Instacart Wants to Be an Influencer in Food Delivery (WSJ)

Summary: Your food-delivery apps could soon look a lot like your social-media feeds. You can thank Instacart for that.

The online grocery giant announced last week that Fidji Simo, the former head of Facebook ’s legacy Blue app, will succeed Instacart’s founder Apoorva Mehta as its new chief executive officer, effective next month. She will likely bring changes to Instacart that could have lasting influence across the food-delivery industry.

Instacart and restaurant-delivery platforms might seem like similar businesses on the surface, using gig-economy workers to deliver food to consumers. But there are key differences worth noting. While Instacart says the majority of its shoppers are independent contractors, the company also employs full-service shoppers in some stores on a part-time basis. In part because of their larger average basket sizes, groceries as a core business relative to restaurant food also make for very different unit economics. Instacart last year said it did $1.5 billion of revenue but handled “tens of billions” of dollars in gross transaction value. While not a perfect comparison, DoorDash generated almost twice the revenue last year, handling roughly $25 billion in gross order value for its largest business….

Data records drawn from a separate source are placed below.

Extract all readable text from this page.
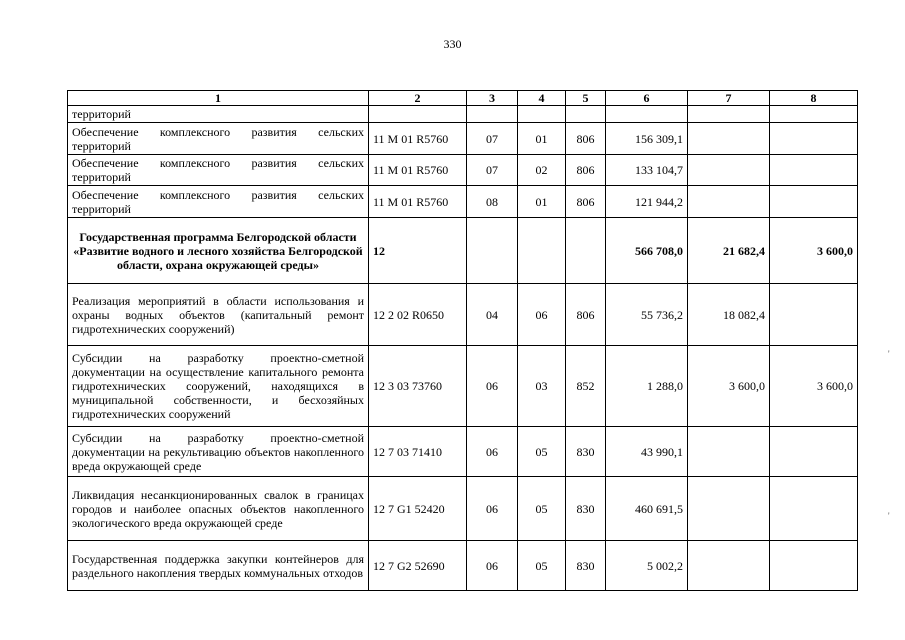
330
1	2	3	4	5	6	7	8
территорий							
Обеспечение комплексного развития сельских территорий	11 М 01 R5760	07	01	806	156 309,1		
Обеспечение комплексного развития сельских территорий	11 М 01 R5760	07	02	806	133 104,7		
Обеспечение комплексного развития сельских территорий	11 М 01 R5760	08	01	806	121 944,2		
Государственная программа Белгородской области «Развитие водного и лесного хозяйства Белгородской области, охрана окружающей среды»	12				566 708,0	21 682,4	3 600,0
Реализация мероприятий в области использования и охраны водных объектов (капитальный ремонт гидротехнических сооружений)	12 2 02 R0650	04	06	806	55 736,2	18 082,4	
Субсидии на разработку проектно-сметной документации на осуществление капитального ремонта гидротехнических сооружений, находящихся в муниципальной собственности, и бесхозяйных гидротехнических сооружений	12 3 03 73760	06	03	852	1 288,0	3 600,0	3 600,0
Субсидии на разработку проектно-сметной документации на рекультивацию объектов накопленного вреда окружающей среде	12 7 03 71410	06	05	830	43 990,1		
Ликвидация несанкционированных свалок в границах городов и наиболее опасных объектов накопленного экологического вреда окружающей среде	12 7 G1 52420	06	05	830	460 691,5		
Государственная поддержка закупки контейнеров для раздельного накопления твердых коммунальных отходов	12 7 G2 52690	06	05	830	5 002,2		
'
'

My Take: Ending on a non-Uber note, I’m not sure how I feel about Instacart wanting to be an Influencer in food delivery, but it’s all about revenue, isn’t it? Targeted advertising and influencing will increase their bottom line and that’s the goal of every business out there that wants to succeed. With competitors growing their presence, it’s only natural that Instacart would find new tactics to stay afloat and keep their share of the pie.

What do you think of Instacart being an influencer? Will they be able to stay at the top with competitors like Cornershop spreading into more markets?